La santé comme clé de voûte
Romain a aujourd’hui 44 ans et sa passion pour l’endurance ne cesse de s’attiser, au fil des aventures auxquelles il prend part chaque année.
« La maladie m’a fait comprendre la valeur du temps présent. Il ne faut pas gaspiller cela, le temps est précieux donc il faut tout faire pour en profiter, mais pas à n’importe quel prix. En gardant toujours à l’esprit que la santé est le socle de tout. Et qu’il faut s’entourer de gens compétents qui vous aideront à atteindre vos objectifs. Si j’avais un message à faire passer, ce serait que les jeunes prennent dès le début en main leur santé en mettant des choses en place qui leur permettront de performer sur le long terme. La santé en priorité, la performance après. La volonté de remporter une course ne doit pas empiéter sur le reste. »
« La maladie m’a fait comprendre la valeur du temps présent. »
Comme pour le féliciter de sa résilience et de son courage, Romain, pour la première fois de sa carrière de trailer, alors même qu’il tente d’y participer depuis de nombreuses années, a enfin obtenu son précieux sésame, un dossard sur la plus grande course du monde, l’UTMB.
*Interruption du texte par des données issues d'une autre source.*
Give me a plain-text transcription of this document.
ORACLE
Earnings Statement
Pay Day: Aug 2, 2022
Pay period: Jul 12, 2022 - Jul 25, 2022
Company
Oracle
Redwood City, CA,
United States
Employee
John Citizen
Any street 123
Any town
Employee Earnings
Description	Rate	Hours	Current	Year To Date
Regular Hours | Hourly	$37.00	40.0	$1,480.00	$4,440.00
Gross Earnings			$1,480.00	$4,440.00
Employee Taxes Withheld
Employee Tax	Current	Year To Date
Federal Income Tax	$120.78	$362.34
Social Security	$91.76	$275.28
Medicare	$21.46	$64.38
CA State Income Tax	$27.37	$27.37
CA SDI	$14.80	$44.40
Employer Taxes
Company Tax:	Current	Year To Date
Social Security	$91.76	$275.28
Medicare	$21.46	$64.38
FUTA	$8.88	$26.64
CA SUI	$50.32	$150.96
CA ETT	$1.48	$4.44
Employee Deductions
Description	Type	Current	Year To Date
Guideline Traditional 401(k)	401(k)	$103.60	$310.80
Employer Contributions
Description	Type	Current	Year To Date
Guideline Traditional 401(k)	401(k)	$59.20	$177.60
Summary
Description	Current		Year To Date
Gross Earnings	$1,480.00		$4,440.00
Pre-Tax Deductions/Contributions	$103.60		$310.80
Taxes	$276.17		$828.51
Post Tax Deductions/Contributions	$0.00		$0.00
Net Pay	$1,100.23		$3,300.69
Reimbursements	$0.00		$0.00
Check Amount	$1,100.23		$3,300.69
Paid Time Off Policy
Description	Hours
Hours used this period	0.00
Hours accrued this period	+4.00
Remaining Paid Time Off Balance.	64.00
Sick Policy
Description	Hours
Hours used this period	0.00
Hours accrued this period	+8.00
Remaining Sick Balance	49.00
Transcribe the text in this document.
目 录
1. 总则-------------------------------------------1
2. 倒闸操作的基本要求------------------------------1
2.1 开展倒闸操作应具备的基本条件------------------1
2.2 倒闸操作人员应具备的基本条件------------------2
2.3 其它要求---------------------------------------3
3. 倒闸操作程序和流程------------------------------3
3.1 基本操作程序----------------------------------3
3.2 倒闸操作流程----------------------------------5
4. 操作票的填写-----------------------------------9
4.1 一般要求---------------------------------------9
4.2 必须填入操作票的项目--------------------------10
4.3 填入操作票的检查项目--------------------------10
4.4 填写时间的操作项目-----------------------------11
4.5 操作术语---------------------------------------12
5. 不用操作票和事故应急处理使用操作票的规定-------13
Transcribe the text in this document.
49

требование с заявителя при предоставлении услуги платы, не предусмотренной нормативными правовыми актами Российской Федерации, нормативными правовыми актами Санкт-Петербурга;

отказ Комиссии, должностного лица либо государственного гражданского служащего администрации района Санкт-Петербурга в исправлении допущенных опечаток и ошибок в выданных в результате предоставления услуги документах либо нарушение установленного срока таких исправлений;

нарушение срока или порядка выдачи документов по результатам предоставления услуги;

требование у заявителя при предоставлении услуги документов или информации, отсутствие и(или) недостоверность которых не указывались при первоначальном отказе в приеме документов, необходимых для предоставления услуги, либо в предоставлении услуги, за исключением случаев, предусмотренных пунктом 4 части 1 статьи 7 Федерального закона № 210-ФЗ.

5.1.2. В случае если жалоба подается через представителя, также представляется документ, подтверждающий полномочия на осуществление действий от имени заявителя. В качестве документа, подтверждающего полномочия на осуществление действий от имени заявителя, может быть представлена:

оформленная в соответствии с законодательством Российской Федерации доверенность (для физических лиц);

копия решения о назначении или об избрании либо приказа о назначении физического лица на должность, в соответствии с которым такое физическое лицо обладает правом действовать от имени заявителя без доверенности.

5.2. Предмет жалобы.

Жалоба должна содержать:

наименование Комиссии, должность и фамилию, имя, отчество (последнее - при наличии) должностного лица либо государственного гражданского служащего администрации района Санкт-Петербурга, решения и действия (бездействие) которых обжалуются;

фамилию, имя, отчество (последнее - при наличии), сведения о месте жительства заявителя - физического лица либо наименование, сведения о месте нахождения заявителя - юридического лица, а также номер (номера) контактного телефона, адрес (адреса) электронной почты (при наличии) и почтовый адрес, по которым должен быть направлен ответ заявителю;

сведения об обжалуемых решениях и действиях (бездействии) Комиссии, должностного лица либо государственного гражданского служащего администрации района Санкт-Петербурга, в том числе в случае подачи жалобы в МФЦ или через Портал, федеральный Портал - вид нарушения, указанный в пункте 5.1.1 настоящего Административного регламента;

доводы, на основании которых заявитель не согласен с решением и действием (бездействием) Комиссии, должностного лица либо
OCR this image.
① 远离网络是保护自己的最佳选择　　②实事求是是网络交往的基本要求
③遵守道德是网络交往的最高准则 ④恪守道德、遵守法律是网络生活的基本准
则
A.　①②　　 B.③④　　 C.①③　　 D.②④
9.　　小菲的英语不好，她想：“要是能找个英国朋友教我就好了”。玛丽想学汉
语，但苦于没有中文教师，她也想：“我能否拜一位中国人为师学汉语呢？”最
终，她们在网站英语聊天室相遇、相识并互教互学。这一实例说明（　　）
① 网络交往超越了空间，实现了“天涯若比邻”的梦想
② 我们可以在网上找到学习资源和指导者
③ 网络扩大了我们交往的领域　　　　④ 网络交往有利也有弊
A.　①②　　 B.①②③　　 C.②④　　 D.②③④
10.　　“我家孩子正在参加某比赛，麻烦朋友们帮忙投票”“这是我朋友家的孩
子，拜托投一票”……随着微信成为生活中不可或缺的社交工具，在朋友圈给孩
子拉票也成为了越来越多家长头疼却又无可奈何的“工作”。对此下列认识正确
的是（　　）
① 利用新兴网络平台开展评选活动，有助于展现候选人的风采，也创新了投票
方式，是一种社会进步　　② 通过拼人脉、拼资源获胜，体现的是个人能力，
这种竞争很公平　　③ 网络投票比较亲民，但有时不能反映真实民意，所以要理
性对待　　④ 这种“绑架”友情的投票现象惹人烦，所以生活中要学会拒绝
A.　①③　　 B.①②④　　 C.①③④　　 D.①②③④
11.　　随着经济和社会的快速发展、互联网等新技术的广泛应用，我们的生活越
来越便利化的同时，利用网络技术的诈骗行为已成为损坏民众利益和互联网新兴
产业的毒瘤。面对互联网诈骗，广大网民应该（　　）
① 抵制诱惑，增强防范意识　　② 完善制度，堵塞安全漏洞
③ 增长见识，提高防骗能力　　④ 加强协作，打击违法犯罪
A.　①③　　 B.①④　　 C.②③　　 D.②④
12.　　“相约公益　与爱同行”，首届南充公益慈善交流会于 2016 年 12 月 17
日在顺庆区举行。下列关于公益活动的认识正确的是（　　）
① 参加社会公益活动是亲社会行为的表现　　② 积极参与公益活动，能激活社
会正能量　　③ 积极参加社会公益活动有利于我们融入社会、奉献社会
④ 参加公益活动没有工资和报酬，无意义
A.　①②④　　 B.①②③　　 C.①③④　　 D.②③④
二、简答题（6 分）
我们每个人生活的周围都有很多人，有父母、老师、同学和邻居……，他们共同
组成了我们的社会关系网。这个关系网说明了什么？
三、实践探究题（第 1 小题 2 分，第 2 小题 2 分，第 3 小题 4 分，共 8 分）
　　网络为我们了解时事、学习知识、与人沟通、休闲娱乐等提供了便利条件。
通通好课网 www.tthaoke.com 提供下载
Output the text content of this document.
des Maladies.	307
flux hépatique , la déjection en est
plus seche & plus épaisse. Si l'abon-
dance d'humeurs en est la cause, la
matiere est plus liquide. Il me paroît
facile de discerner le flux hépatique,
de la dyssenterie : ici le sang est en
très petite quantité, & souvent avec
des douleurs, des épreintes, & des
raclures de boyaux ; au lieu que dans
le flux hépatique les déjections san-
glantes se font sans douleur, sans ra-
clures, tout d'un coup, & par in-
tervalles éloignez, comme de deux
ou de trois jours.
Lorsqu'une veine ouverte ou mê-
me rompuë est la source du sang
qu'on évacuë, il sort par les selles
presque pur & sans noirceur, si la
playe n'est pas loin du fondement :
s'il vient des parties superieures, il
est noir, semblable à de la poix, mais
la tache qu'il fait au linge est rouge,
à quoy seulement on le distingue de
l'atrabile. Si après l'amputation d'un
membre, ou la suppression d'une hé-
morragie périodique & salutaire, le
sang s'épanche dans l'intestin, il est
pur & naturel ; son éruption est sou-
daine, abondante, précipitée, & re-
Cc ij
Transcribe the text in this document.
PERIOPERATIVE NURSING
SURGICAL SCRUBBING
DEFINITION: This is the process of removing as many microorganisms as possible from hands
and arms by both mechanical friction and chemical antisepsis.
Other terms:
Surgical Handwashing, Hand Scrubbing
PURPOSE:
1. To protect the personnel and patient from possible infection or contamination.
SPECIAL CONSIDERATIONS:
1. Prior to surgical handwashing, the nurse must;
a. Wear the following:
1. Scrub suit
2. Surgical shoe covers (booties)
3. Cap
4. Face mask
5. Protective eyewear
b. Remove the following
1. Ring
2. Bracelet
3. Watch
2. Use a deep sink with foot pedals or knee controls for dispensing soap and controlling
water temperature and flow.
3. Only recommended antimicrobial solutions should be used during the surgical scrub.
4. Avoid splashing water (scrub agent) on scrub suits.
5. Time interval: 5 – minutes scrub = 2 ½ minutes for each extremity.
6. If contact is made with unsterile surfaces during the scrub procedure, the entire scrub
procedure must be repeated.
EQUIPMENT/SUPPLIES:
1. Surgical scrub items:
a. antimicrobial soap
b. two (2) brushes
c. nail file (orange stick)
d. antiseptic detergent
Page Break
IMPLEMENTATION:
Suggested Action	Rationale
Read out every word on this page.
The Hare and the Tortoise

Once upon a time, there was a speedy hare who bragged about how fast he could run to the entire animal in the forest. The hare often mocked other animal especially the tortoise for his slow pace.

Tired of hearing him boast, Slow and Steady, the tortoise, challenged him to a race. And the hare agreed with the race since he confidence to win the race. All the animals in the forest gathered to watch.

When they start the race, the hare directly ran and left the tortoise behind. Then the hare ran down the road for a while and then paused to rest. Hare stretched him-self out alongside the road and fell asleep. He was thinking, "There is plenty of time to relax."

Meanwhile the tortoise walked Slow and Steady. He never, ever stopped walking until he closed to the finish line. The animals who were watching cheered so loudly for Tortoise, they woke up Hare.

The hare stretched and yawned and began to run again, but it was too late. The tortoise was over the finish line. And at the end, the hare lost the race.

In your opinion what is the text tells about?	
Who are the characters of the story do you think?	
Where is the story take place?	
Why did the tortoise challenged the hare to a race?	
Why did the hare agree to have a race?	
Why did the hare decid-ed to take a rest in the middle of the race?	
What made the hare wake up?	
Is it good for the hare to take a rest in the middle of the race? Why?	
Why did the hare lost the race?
Retour sur le projet d'une vie : courir un utmb
Nous rajoutons ces dernières lignes, quelques semaines après l'UTMB auquel Romain a donc participé cette année. Comme tout ultra-traileur sait : l'entrainement est une chose et nous ne sommes jamais à l'abri d'un aléa malheureux le jour J.
Romain te raconte :
"J'ai dû abandonner l'UTMB au 130e km sur blessure (inflammation du releveur). C'est évidemment une immense déception car j'avais impeccablement bien géré ma course jusqu'à Courmayeur. Me laissant de très bonnes ressources, tant physiques que mentales, pour toute la seconde partie du parcours.
Je commençais à remonter pas mal de places au classement et l'énergie était ascendante et carrément surprenante. J'étais sur des bases de 30h30 (et +/- 180 à 200e au scratch). Donc vu mon contexte médical, je vivais la course parfaite, à mon niveau.
Mais à la bascule du Grand Col Ferret une douleur étrange est apparue dans le pied gauche. J'ai serré les dents pendant environ 30 km mais à CHAMPEX LAC la douleur est devenue insupportable. Je gémissais à chaque fois que le pied touchait le sol. L'abandon qui n'avait jamais été une option est devenu obligatoire !
J'ai du mal à me remettre psychologiquement car l'investissement durant toutes ses années a été énorme. Mais j'apprends à relativiser. Déjà, l'abandon n'est pas lié à un problème de nutrition ; et je sais qu'il y a plus grave dans la VIE. "
C'est dans différents chemins de vie et histoires atypiques que résident les plus beaux combats. Baouw est ravi de donner voix à Romain Basset afin qu'il partage son parcours et son courage.